EPIC: Parent/chunk data model for YouTube videos (Option C)

## Problem

The KB stores YouTube video transcript chunks as separate ChromaDB documents, each with its own source ID (e.g., `youtube_IDRbItj4RGg_chunk_0` through `_chunk_40`). A single 63-minute video becomes 41 separate \"sources.\" This inflates stats (1,067 youtube_video \"sources\" are really ~50-70 unique videos) and confuses the admin-dashboard (which shows 41 rows per video).

## Solution: Option C — Parent/Chunk Data Model

Introduce a **parent source document** per video (metadata only, no embedding), link chunks via `related_source_ids` (like books already do with chapters), and update stats/listing/display to count parents not chunks.

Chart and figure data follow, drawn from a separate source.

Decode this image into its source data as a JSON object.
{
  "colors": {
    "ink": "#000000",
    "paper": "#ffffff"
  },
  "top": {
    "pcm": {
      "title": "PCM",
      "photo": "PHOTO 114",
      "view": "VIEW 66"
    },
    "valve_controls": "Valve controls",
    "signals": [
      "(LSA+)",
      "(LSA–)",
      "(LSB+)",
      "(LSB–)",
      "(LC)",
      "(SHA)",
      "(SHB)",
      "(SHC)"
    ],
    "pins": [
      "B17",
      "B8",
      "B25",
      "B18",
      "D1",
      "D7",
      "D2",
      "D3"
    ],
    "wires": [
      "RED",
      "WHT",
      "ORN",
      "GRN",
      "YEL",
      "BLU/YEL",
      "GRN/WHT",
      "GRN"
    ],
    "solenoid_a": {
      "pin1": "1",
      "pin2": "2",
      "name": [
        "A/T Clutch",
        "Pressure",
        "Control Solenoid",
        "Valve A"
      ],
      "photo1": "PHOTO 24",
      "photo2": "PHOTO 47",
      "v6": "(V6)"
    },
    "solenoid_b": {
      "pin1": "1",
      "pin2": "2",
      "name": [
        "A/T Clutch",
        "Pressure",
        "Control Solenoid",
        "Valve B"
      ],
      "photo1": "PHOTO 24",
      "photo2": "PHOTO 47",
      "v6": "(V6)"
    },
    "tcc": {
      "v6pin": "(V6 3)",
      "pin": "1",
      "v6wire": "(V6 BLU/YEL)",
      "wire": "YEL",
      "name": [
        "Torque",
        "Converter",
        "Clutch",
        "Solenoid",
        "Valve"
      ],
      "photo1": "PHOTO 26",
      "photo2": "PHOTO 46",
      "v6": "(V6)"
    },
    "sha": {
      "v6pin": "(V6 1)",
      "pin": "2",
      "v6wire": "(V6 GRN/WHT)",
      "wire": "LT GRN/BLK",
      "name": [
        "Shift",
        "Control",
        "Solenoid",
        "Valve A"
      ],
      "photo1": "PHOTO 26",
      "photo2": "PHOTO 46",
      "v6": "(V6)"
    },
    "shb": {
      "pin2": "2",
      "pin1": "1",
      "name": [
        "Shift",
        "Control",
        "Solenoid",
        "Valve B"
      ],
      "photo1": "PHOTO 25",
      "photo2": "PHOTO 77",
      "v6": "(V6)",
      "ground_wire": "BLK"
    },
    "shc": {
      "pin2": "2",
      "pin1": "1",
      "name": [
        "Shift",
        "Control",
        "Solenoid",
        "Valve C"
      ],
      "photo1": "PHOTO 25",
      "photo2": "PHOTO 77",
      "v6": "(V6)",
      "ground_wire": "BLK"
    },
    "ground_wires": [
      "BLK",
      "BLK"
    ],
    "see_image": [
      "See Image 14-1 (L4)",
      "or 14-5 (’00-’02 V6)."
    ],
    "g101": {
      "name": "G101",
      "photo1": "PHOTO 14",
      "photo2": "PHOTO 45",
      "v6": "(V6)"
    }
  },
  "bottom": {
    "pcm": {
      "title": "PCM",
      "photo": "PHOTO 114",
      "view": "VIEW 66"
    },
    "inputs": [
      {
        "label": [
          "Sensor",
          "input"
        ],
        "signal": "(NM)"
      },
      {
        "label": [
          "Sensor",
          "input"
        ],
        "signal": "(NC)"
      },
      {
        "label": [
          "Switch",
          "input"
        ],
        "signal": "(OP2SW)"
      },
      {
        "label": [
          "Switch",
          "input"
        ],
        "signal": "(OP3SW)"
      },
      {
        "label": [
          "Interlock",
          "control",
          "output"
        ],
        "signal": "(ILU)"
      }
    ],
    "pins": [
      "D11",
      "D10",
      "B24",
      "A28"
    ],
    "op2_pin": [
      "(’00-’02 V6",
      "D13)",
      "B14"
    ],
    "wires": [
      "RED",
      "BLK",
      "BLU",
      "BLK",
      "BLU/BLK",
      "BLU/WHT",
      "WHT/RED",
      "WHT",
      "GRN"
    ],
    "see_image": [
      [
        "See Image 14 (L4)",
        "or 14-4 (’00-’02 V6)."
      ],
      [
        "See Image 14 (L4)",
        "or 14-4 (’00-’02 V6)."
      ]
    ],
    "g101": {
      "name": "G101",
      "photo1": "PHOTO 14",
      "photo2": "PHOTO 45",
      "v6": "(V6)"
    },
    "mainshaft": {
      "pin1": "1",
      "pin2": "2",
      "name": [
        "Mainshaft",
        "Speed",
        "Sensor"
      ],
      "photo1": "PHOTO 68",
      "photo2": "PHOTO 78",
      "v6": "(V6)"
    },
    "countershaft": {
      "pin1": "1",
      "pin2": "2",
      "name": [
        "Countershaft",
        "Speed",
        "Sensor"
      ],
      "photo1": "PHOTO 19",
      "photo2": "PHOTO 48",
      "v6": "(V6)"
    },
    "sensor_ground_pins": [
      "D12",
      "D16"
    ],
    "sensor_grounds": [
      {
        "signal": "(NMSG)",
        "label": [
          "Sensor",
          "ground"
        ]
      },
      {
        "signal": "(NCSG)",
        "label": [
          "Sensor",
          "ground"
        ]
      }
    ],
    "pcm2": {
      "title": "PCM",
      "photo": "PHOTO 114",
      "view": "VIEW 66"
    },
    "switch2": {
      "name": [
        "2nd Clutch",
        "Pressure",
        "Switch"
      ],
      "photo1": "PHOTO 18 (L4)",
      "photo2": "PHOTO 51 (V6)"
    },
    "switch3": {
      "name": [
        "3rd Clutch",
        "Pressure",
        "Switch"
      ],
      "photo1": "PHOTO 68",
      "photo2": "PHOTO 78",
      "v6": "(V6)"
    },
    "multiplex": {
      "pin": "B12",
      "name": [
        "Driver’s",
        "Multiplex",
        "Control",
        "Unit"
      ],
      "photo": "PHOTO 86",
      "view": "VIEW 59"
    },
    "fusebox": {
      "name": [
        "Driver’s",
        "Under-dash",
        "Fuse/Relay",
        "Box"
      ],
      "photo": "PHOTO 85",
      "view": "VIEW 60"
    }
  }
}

### Existing Pattern to Follow

`BookExtractor` already implements parent + chapter via `extract_multi()` — one parent `ExtractionResult` plus per-chapter results linked through `related_source_ids`. YouTube should follow this same pattern.

## Sub-Issues

- [ ] #79 — KB Core: Add parent source document support to VectorKB (`src/vector_kb.py`)
- [ ] #80 — KB API: YouTube ingestion creates parent + linked chunks (`src/kb_server.py`)
- [ ] #81 — KB API: Stats and list_sources respect parent/chunk model (`src/vector_kb.py`, `src/kb_server.py`)
- [ ] #82 — Data migration: Create parent documents for existing YouTube chunks (`src/migrate_youtube_parents.py`)
- [ ] #83 — MCP: Update tools for parent/chunk model (`src/kb_mcp_server.py`)
- [ ] krisoye/admin-dashboard#19 — Admin Dashboard: Group chunks under parent videos

## Suggested Implementation Order

1. #79 (VectorKB core changes — foundation for everything else)
2. #80 (YouTube ingestion pipeline)
3. #81 (Stats and list_sources — enables accurate counts)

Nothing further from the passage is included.